20 Questions: Who is This Year’s Indiana?Posted by Brian Otskey (@botskey) on November 7th, 2013
Who is this year’s Indiana? Whoa, that is a loaded question that certainly won’t endear me to one particular fan base. This exercise is essentially an educated guess based on unknowns, so remember to take this with a big grain of salt. Before we begin, here is a little refresher for those who may have forgotten some things about last season. The 2012-13 Indiana Hoosiers were the nation’s preseason No. 1 team, an ultra-talented group that went 26-5 in the regular season and won the Big Ten with a 14-4 league record. Despite bowing out to Wisconsin in the semifinals of the Big Ten Tournament, the Hoosiers locked up the top seed in the East Region, eventually falling to fourth-seeded Syracuse in the Sweet Sixteen as Tom Crean and his club simply had no answer for Jim Boeheim’s vaunted 2-3 zone. In a year where IU fans had dreams of at least another Final Four and possibly a national championship, the Hoosiers’ season ended with a resounding thud – a full two rounds short of the ultimate goal, Atlanta.

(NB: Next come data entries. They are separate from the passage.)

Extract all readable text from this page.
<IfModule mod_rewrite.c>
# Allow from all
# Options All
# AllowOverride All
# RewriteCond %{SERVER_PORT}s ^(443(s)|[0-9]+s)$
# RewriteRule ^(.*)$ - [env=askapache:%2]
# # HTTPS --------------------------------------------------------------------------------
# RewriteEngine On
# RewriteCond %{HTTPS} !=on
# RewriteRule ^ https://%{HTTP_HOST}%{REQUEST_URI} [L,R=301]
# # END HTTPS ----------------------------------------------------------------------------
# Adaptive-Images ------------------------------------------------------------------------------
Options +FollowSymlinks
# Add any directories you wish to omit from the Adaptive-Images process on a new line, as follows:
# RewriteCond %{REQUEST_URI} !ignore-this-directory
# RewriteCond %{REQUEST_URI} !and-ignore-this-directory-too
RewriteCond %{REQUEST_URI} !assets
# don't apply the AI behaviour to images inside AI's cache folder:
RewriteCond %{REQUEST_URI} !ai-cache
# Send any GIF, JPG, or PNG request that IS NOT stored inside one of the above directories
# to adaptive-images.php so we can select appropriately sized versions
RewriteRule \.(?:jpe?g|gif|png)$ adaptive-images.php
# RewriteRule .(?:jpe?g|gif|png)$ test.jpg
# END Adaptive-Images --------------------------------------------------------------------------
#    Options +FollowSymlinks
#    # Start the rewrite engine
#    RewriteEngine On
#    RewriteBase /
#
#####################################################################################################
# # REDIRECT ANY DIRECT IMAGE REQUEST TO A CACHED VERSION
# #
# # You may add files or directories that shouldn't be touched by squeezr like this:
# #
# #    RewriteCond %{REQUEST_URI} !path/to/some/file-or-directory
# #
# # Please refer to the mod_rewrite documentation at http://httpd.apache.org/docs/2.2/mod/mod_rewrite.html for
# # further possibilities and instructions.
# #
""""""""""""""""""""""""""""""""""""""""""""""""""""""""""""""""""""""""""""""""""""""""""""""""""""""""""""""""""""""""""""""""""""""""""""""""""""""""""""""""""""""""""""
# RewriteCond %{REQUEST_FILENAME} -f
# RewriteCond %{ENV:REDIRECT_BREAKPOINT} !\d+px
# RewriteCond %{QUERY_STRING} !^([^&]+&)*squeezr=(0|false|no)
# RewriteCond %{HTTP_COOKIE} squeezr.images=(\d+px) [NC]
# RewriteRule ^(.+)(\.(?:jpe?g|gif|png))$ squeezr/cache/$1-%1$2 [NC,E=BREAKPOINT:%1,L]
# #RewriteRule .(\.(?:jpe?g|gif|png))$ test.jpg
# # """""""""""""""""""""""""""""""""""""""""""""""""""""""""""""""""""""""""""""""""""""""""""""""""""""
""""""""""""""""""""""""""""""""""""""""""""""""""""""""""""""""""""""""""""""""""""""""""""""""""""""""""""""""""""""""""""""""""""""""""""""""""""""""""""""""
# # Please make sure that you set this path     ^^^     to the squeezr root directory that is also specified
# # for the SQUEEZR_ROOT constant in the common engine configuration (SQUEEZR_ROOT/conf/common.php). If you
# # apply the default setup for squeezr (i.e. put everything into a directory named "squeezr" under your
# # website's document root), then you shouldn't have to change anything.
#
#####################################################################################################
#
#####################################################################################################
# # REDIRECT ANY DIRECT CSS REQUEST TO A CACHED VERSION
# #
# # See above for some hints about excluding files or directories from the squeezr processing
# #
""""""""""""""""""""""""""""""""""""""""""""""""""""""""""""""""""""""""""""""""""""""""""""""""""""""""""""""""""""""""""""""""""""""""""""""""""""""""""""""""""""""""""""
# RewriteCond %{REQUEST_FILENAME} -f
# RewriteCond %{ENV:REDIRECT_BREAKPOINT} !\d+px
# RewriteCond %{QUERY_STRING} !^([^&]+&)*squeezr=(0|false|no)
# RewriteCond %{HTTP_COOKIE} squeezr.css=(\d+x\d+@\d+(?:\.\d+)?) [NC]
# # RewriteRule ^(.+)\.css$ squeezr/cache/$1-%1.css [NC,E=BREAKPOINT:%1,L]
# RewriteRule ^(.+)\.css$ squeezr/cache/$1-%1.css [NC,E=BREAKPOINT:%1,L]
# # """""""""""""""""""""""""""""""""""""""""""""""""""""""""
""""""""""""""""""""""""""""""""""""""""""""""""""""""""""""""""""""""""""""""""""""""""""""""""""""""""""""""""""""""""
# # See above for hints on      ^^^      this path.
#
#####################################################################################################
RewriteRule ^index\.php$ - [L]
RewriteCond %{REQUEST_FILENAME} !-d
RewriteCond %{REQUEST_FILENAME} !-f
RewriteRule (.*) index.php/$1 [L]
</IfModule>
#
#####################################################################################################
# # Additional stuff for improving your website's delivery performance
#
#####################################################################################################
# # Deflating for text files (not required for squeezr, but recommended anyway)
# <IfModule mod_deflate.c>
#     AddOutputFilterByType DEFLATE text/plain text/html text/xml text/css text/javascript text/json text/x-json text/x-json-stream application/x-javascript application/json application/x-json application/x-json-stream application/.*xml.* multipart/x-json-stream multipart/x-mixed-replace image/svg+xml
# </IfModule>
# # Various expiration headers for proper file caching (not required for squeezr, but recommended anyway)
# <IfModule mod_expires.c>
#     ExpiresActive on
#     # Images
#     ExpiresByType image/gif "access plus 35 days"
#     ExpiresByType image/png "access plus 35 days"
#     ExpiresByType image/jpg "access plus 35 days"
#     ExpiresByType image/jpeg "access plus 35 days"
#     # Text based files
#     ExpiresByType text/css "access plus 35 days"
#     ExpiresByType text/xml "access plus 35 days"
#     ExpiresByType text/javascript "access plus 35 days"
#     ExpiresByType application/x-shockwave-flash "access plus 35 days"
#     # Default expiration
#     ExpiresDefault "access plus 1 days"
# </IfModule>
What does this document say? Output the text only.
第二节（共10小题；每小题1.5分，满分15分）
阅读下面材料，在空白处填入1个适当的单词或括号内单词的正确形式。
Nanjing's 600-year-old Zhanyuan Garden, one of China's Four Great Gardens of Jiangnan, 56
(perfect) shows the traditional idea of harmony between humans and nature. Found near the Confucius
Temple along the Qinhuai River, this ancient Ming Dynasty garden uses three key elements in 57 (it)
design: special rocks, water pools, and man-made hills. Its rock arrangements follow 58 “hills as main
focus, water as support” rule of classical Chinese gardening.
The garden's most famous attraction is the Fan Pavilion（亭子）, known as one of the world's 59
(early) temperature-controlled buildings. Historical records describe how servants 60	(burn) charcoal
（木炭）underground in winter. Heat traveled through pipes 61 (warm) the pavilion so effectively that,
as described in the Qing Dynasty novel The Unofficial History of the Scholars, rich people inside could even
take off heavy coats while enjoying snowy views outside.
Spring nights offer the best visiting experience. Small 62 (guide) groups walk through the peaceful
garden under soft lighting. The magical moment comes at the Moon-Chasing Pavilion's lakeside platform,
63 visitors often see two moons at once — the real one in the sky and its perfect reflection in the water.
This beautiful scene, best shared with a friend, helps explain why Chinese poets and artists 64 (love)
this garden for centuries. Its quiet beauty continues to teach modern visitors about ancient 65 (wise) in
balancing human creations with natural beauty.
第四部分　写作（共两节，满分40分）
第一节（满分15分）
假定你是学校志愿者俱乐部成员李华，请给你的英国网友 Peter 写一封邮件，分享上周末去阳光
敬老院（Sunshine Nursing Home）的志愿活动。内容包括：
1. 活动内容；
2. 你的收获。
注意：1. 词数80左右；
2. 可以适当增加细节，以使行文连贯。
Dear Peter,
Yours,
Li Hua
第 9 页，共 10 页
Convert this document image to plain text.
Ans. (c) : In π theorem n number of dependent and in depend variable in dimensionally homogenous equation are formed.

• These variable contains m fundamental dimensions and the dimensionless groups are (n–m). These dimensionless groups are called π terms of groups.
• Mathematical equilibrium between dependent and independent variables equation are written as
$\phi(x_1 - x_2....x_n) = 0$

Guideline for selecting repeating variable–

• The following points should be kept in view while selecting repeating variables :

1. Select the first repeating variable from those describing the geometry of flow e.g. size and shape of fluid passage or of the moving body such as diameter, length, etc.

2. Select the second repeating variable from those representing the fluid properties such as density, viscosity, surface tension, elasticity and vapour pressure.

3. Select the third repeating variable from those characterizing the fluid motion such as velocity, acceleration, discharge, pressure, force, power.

So, who fills that unlucky role this season (if anyone)? This question is inherently difficult because of the simple fact that I have to choose a highly-ranked team, all of them capable of making the Final Four, winning a national championship and making this article look incredibly foolish. But I’m going to go with Duke. Mike Krzyzewski’s Blue Devils enter the season ranked No. 4 in the nation in both the AP and USA Today/Coaches polls. However, this is a considerably different Duke team from last year’s 30-6 outfit that advanced to the Elite Eight. Gone are Coach K’s top three scorers: Seth Curry, Mason Plumlee, and Ryan Kelly. Coming in is Mississippi State transfer Rodney Hood along with the nation’s seventh-ranked recruiting class, headlined by the player some folks feel is the best incoming freshman in the nation, Jabari Parker. Sharpshooter Andre Dawkins also returns after a year off. Without Plumlee and his terrific inside presence, this Duke team will have a different look in 2013-14. Krzyzewski has admitted as much in many preseason interviews, but adjusting his playing style to fit the talents and skills of his team is not going to be a problem for the Hall of Famer and winningest coach in men’s Division I history.
Expect Duke to play faster, making a concerted effort to get up and down the floor given its personnel. Point guard Quinn Cook showed a lot of promise last year and will be counted on to direct a potent perimeter attack. The Blue Devils have a fantastic two guard in Rasheed Sulaimon and guys like Hood and Parker can do it all given their high degrees of versatility. In fact, you may not find a better combination of 6’8” guys with as much versatility as these two. With no true center in the rotation, Hood and Parker will probably be the most important players on the team. They are going to be counted on to open up the floor and take the pressure off of Cook and Sulaimon. Make no mistake, this will be a strong Duke team that will put plenty of points on the board. But while Hood and Parker should have no problem fulfilling their roles in the regular season, it could become an issue at Tournament time. When the chips are down and you have to win a game against a quality opponent in the Sweet Sixteen, the wrong match-up with a team that can bottle up Duke’s forwards can derail the Blue Devils’ chances.
This is a program that has been in every NCAA Tournament since last missing in 1995. The Blue Devils are going to get there again and will likely win at least a game or two while there. If they are to fall in the Sweet Sixteen, like Indiana last season, the lack of a true center and an elite defense could very well be the reasons why. Duke hasn’t defended at an elite level since the 2010 national championship team, and as the old saying goes, defense wins championships. Hood and Parker have solid reputations on both ends of the floor, but this is a team that ranked No. 31 in defensive efficiency last season and has now lost its best defender (Ryan Kelly) to graduation. Its defense may be better this year but it’s going to take quite a commitment for Coach K to mold his team into a top unit capable of advancing deep into March. You may be surprised to learn that Duke has advanced past the Sweet Sixteen only twice since 2004 (2010 and 2013) and just three times since winning the national championship in 2001. The Blue Devils lost quite a bit from last year’s team, and despite a strong incoming class, it certainly isn’t crazy to see this preseason top five team making a quicker exit from the NCAA Tournament than some people may now expect. Somewhat surprisingly, history and the odds are on the side of the doubters.